Sunday, May 18, 2014

Motherhood, More than a Hobby

Recently, My family attended a company day of recreation where workers were allowed to bring their family and friends. We had our four children under 4 and had our hands full (literally) but we were not short on help being surrounded by friendly people willing to help us out.

In fact a couple of my coworkers also brought their children with them, including their babies. So it made a certain statement made by a guest particularly flummoxing when they referred to having children as an expensive hobby to another person who was kindly pushing a baby stroller for us.

I shot back that a hobby was something unnecessary that we do for pleasure, the person acted as though they did not hear my remark and remained silent after that. Later, when I looked up the definition of a hobby I was pretty close to the mark: “an activity done regularly in one's leisure time for pleasure.”

There are some people who hate mankind, or perhaps wish to see a significant portion of mankind die or not reproduce in the name of population control, but she did not refer to my children as parasites, but hobbies. In the misanthropic view, they are at least something that is powerful, powerful enough to destroy the world, but in this view they are something that is not even necessary.

Even Marxism, which hated the family, still valued the importance of having children, if only to further the revolution. This hit home with more force recently when I was finishing recording a new audio book on the Divine Maternity of Mary, by Abbot Vonier, when I read this:

“True civilization is easily tested by its attitude towards motherhood. There can be no real refinement of human feeling where mans heart is not full of delicacies for the dignity of motherhood; therefore there can be no true civilization where motherhood is either shunned or degraded.
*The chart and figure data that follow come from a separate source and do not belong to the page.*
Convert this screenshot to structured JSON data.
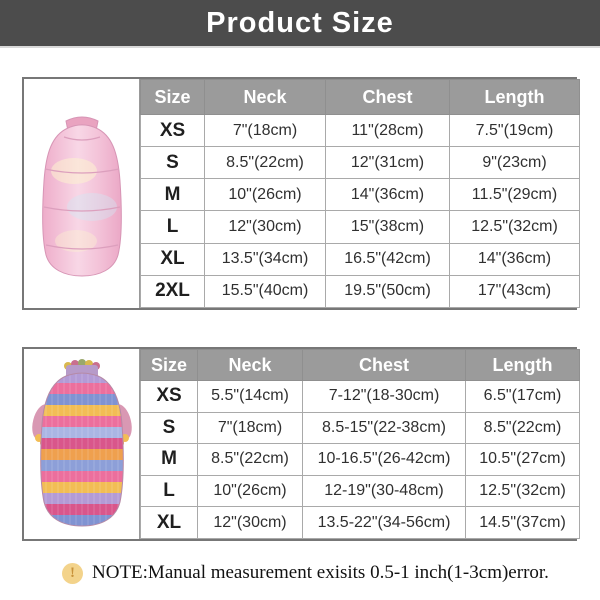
{
  "title": "Product Size",
  "table1": {
    "product": "pink-iridescent-puffer-vest",
    "headers": [
      "Size",
      "Neck",
      "Chest",
      "Length"
    ],
    "rows": [
      [
        "XS",
        "7\"(18cm)",
        "11\"(28cm)",
        "7.5\"(19cm)"
      ],
      [
        "S",
        "8.5\"(22cm)",
        "12\"(31cm)",
        "9\"(23cm)"
      ],
      [
        "M",
        "10\"(26cm)",
        "14\"(36cm)",
        "11.5\"(29cm)"
      ],
      [
        "L",
        "12\"(30cm)",
        "15\"(38cm)",
        "12.5\"(32cm)"
      ],
      [
        "XL",
        "13.5\"(34cm)",
        "16.5\"(42cm)",
        "14\"(36cm)"
      ],
      [
        "2XL",
        "15.5\"(40cm)",
        "19.5\"(50cm)",
        "17\"(43cm)"
      ]
    ]
  },
  "table2": {
    "product": "rainbow-striped-ribbed-shirt",
    "headers": [
      "Size",
      "Neck",
      "Chest",
      "Length"
    ],
    "rows": [
      [
        "XS",
        "5.5\"(14cm)",
        "7-12\"(18-30cm)",
        "6.5\"(17cm)"
      ],
      [
        "S",
        "7\"(18cm)",
        "8.5-15\"(22-38cm)",
        "8.5\"(22cm)"
      ],
      [
        "M",
        "8.5\"(22cm)",
        "10-16.5\"(26-42cm)",
        "10.5\"(27cm)"
      ],
      [
        "L",
        "10\"(26cm)",
        "12-19\"(30-48cm)",
        "12.5\"(32cm)"
      ],
      [
        "XL",
        "12\"(30cm)",
        "13.5-22\"(34-56cm)",
        "14.5\"(37cm)"
      ]
    ]
  },
  "note": {
    "icon": "exclamation-icon",
    "icon_glyph": "!",
    "text": "NOTE:Manual measurement exisits 0.5-1 inch(1-3cm)error."
  },
  "colors": {
    "title_bar_bg": "#4c4c4c",
    "title_text": "#ffffff",
    "header_bg": "#9b9b9b",
    "header_text": "#ffffff",
    "outer_border": "#777777",
    "cell_border": "#a9a9a9",
    "cell_text": "#303030",
    "note_icon_bg": "#f3d38b",
    "note_icon_fg": "#c8923a"
  }
}
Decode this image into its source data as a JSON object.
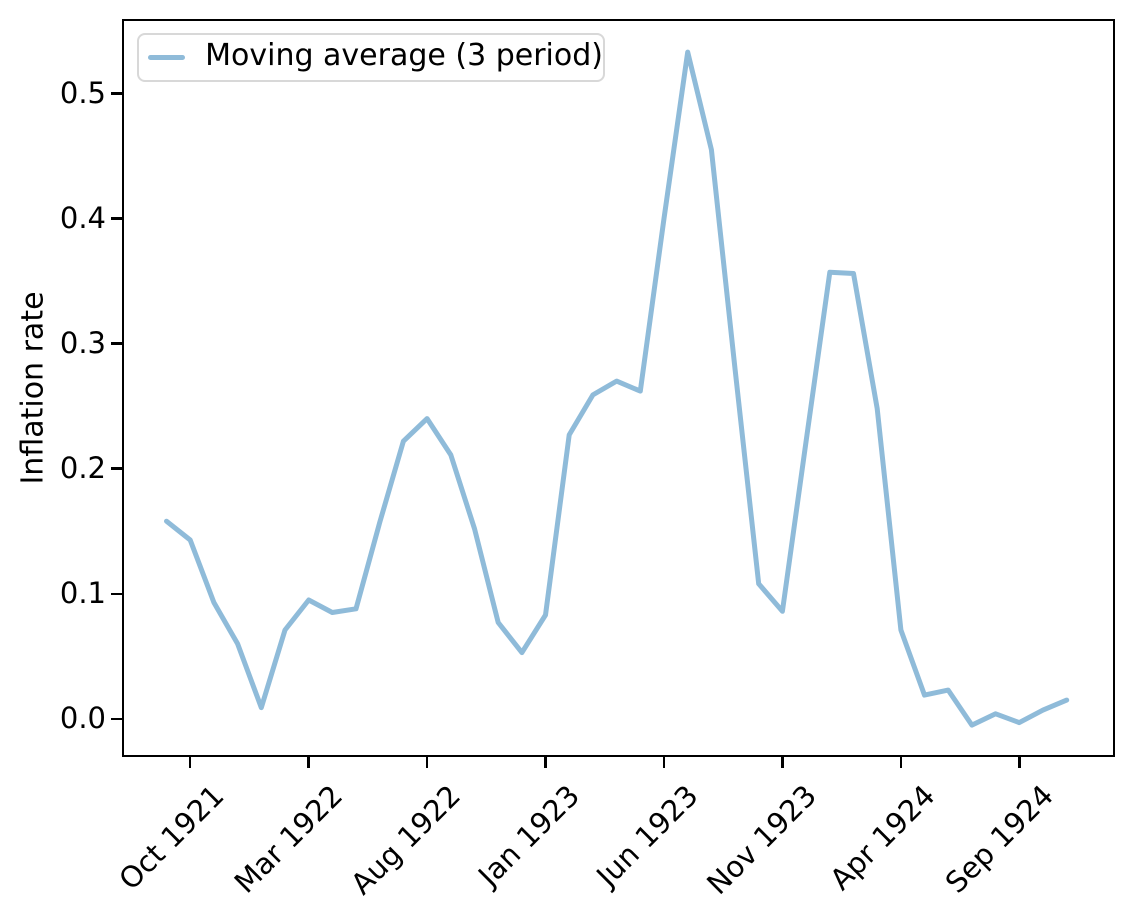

If there is anything that belongs to the health of the nations that dwell upon the earth, it is a loving reverence for the burdens of human motherhood. ” An Invocation, The Divine Motherhood of Mary

People forget that the 4th commandment is put above the 5th for a reason. Without parents a person would not exist. It is a tremendous evil to take another persons life, but God put the 4th above the 5th because it is a terrible sin to not show reverence for the parents that bore you, no matter how good or bad parents themselves are. Those who live lives of nihilistic despair, and hate living every day I can imagine hate their parents, the damned in hell hate their parents. Both are full of this hatred because they wish for the suffering that they are enduring to go away, and because it will not they wish they had never been born.

“Christianity’s moral power, Christianity's social contribution to the life of mankind is the sanctity and obligatoriness of the laws that govern the birth of man.” The Divine Motherhood of Mary

To date, Christianity as a whole has failed to make that social contribution since the sexual revolution. When women started bringing home little packages of pills, motherhood itself become compartmentalized, something that people were told could be turned on or off. Motherhood was no longer viewed as a duty of the married women to her God, to her family, to her country but a personal choice that at most might include her husband. To many in the west sex was no longer for procreation but pleasure, and so the begetting of children is now not viewed as a duty but as an optional, expensive, pleasure. In a word a hobby,

Yet, the reality is different even while we live in this age of sexual revolution. Once a mother holds her child and that child and her love one another, that is to say that the women suffers for the well being of the child, any idea that a child is a hobby would be quickly displaced by that reality of sacrificial love. That love of the father to the mother, of the mother to the father leading to a child that loves them both and that came from both of them is one of the most beautiful things our eyes probably will ever be privileged to see in this life, as it is a reflection of the love that exists between the persons of the Most Holy Trinity.

Motherhood is worth fighting for, it is worth suffering for, it is worth dying for, it may not be life itself but without it you and I would not exist.

Holy Mary Mother of God, pray for us.